I. MOTION NOT TIMELY FILED
While FRCP 59 allows a period of ten days to file a Motion for a new trial or amendment to Judgments, which includes Motions for Reconsideration, this general rule is superseded by the special rule applicable in this instance, 5 V.I.C., App. IV, Rule 65, which states in pertinent part: "Judgment shall be entered at the time of the entry of the finding of the judge, provided however, that upon a satisfactory showing that a substantial question of law or fact, or both law and fact, is involved, the trial judge may in his
II. LACK OF SUBJECT MATTER JURISDICTION
The second ground mentioned in the Motion is that the limit of the amount in controversy which may be properly adjudicated in the Small Claims Division of the Court is $5,000.00, and that limit is jurisdictional. We are perplexed as to why Defendant made that argument as both the amount of Plaintiff's claim and the amount of the Judgment granted Plaintiff is less than $5,000.00, i.e., $4,950.00.
Sea Air Shuttle Corp. and Puerto Rican-American Insurance Co., cited by Defendant in support of his contention, are both completely inapposite. In both of these cases, both in the Civil Division of the Court, the issue was whether the Virgin Islands Declaratory Judgments Act, 5 V.I.C., Sections 1261-1272, extended the jurisdiction of the Territorial Court beyond the $50,000.00 limit which existed at the time these causes of action arose, the Court in both cases holding it did not, that actions under the Act required an independent jurisdictional basis, to wit, 4 V.I.C., Section 76(a).
III. OTHER NOTEWORTHY OBSERVATIONS
1. There was never a trial in this case, only a default hearing, so there can be no new trial. A trial is a judicial examination, in accordance with the law of the land, of a cause, either civil or criminal, of the issues between the parties, whether of law or fact, before a Court that has jurisdiction over it. Black's Law Dictionary Revised Fourth Edition (1968). (Citations omitted). While the Defendant, through Attorney Hilaire, did file an Answer on October 2, 1992, the very day scheduled for the trial, it was illegally filed, and in fact never reached the Court until after the case was heard and the Default Judgment granted.
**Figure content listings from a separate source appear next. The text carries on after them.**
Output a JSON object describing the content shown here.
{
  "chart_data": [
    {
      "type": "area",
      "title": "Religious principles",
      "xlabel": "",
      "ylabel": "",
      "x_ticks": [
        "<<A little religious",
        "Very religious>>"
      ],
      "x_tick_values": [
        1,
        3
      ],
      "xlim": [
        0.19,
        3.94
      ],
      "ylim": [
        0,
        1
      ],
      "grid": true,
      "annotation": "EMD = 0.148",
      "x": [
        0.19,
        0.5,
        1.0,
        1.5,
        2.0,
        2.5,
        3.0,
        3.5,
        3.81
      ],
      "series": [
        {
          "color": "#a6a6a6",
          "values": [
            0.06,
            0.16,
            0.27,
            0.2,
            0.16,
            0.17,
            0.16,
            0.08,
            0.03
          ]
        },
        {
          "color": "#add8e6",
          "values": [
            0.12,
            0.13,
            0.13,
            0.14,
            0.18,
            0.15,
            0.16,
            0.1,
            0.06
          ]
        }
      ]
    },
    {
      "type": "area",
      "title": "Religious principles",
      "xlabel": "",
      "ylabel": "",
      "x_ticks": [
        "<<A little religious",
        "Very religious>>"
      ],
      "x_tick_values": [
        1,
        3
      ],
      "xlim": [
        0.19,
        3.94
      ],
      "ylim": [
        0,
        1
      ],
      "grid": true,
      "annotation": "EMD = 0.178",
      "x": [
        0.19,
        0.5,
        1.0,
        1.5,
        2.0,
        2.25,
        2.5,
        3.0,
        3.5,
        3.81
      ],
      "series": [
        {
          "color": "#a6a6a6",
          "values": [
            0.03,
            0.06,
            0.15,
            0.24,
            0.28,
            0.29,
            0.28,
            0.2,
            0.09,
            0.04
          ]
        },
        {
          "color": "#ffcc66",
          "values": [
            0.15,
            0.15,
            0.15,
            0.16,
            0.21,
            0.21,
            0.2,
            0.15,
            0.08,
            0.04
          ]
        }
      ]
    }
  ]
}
3. A Default Judgment having been entered, the proper motion is one to set aside the default. Such a motion will usually be granted if (a) the non-defaulting party will not be prejudiced by the reopening; (b) the default was not the result of inexcusable neglect or wilful act; and (c) the defaulting party has a meritorious defense. Bonhomme, Plaintiff/Appellee v. Terry Frederick Associates and Phillip Etienne, Defendants/Appellants. District Court Appellate Division, No. 209/1989 (Decided July 11, 1990).
ORDER
For the foregoing reasons, neither ground for the Motion having been established to the satisfaction of the Court, the Motion is hereby denied.
This is a clear indication that it was the intent of the rule maker that small claims should be handled expeditiously and inexpensively.